First Hubble photograph of Mars released Long-term project using photography to monitor Mars.


The first picture of Mars taken from Earth orbit by the Hubble Space Telescope has been released by the Space Telescope Science Institute in Baltimore.

The picture, snapped Dec. 13 when Mars was 53 million miles from Earth, is the start of a long-term project to monitor and photograph the planet's changing weather, its atmosphere and surface features.

The photo shows a variety of features across the full face of Mars, including a thick canopy of clouds over the planet's north pole and thin clouds in the southern hemisphere. There also are dusty, light-colored features, and dark, volcanic surfaces in between.

Astronomer Philip James of the University of Toledo, lead scientist on the Mars project, said he was impressed with the picture.

"We've done considerable amounts of Mars photography from observatories in Mona Kea [Hawaii] and Cerro Tololo [in Chile], and some of those pictures were among the best ever obtained from terrestrial observatories. And this is clearly better," he said.

"Unfortunately, it still isn't as good as Hubble might originally have done" because of defects in its primary mirror, James said. But, after all the gloom that followed the discovery of Hubble's defects, "I really had expected much worse."

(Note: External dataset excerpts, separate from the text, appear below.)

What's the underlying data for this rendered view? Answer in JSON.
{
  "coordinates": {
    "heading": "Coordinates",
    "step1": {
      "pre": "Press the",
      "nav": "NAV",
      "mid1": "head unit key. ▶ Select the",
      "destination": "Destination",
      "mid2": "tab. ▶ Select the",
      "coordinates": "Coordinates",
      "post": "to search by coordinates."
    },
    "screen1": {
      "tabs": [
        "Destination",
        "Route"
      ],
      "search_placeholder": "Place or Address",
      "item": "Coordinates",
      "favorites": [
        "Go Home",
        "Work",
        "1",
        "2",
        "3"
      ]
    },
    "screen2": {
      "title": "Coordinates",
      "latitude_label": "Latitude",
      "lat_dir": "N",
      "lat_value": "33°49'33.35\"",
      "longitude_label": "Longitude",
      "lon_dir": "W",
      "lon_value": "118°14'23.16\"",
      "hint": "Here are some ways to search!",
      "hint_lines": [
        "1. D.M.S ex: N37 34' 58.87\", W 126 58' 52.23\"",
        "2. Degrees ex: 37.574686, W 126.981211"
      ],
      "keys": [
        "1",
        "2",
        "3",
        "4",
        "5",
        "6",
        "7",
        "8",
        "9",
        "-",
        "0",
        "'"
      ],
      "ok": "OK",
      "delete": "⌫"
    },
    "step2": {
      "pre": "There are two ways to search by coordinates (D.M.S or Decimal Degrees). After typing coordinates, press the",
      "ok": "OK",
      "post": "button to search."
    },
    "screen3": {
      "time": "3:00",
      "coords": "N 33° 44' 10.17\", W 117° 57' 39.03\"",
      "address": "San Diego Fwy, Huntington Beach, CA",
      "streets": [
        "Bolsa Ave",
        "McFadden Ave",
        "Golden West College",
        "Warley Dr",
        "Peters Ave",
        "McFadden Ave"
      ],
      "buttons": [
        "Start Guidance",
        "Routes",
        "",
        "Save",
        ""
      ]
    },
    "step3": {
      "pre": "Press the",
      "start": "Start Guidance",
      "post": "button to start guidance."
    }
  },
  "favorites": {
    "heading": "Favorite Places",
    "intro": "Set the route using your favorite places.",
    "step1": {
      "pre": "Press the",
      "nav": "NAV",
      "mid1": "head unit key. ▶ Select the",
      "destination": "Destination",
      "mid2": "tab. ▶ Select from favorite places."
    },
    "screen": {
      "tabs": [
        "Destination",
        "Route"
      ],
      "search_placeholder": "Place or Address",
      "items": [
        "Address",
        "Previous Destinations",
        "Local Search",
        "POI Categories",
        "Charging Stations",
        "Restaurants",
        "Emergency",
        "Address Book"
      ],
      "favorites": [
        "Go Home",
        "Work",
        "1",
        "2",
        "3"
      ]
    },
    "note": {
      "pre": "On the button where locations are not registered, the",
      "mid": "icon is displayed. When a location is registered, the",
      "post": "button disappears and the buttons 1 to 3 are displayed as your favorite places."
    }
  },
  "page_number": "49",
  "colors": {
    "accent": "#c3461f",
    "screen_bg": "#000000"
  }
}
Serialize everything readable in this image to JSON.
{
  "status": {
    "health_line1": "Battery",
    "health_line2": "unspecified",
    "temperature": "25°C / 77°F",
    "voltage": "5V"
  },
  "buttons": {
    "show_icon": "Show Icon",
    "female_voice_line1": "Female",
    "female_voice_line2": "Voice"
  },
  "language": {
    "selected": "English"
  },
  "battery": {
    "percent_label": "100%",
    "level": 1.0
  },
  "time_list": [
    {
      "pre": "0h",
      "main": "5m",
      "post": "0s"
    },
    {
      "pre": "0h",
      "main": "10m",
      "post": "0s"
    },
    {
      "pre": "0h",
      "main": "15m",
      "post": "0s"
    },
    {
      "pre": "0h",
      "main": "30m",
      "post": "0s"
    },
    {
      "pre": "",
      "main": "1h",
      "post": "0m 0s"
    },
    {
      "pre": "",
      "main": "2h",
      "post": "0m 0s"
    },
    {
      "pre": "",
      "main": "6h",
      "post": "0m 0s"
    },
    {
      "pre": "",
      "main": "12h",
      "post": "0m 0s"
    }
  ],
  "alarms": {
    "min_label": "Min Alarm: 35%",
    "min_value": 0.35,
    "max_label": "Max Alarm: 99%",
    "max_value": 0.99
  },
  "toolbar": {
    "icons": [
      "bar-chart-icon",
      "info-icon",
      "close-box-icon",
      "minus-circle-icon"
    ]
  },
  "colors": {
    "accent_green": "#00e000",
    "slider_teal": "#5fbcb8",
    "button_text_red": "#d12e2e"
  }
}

He was particularly struck by the clarity of the Martian atmosphere.

"This picture was taken at the tail end of one of the big dust-storm periods on Mars, and the atmosphere seems real clear of dust," he said. "If there had been a big storm recently, we would have seen more dust hanging around."

"Then I was sort of interested in the clouds at the south polar region. Very little is known about the south polar clouds," he said.

James said additional pictures of comparable quality were taken in January and February, and more are scheduled for March and May. After that, the observations will end for a year because Mars will be too close to the sun.

The picture released today is actually a composite of three separate pictures shot at 12-minute intervals through red, green and blue filters by Hubble's Planetary Camera. Put together, they yield a full-color portrait of Mars in midwinter in its southern hemisphere.

Because of defects in the telescope's primary mirror, scientists at the Space Telescope Science Institute had to process the images through computers that subtracted, or "deconvolved," most of the distortions.

The picture shows surface features as small as 30 miles across, as compared with 90 miles with the best ground-based telescopes on their best days.

James expressed confidence that scientists will gradually get better at processing Hubble images, yielding clearer pictures.

More detailed pictures, of course, have been taken from unmanned planetary spacecraft such as Mariner 9 in 1971, and the Viking Mars landers in 1976.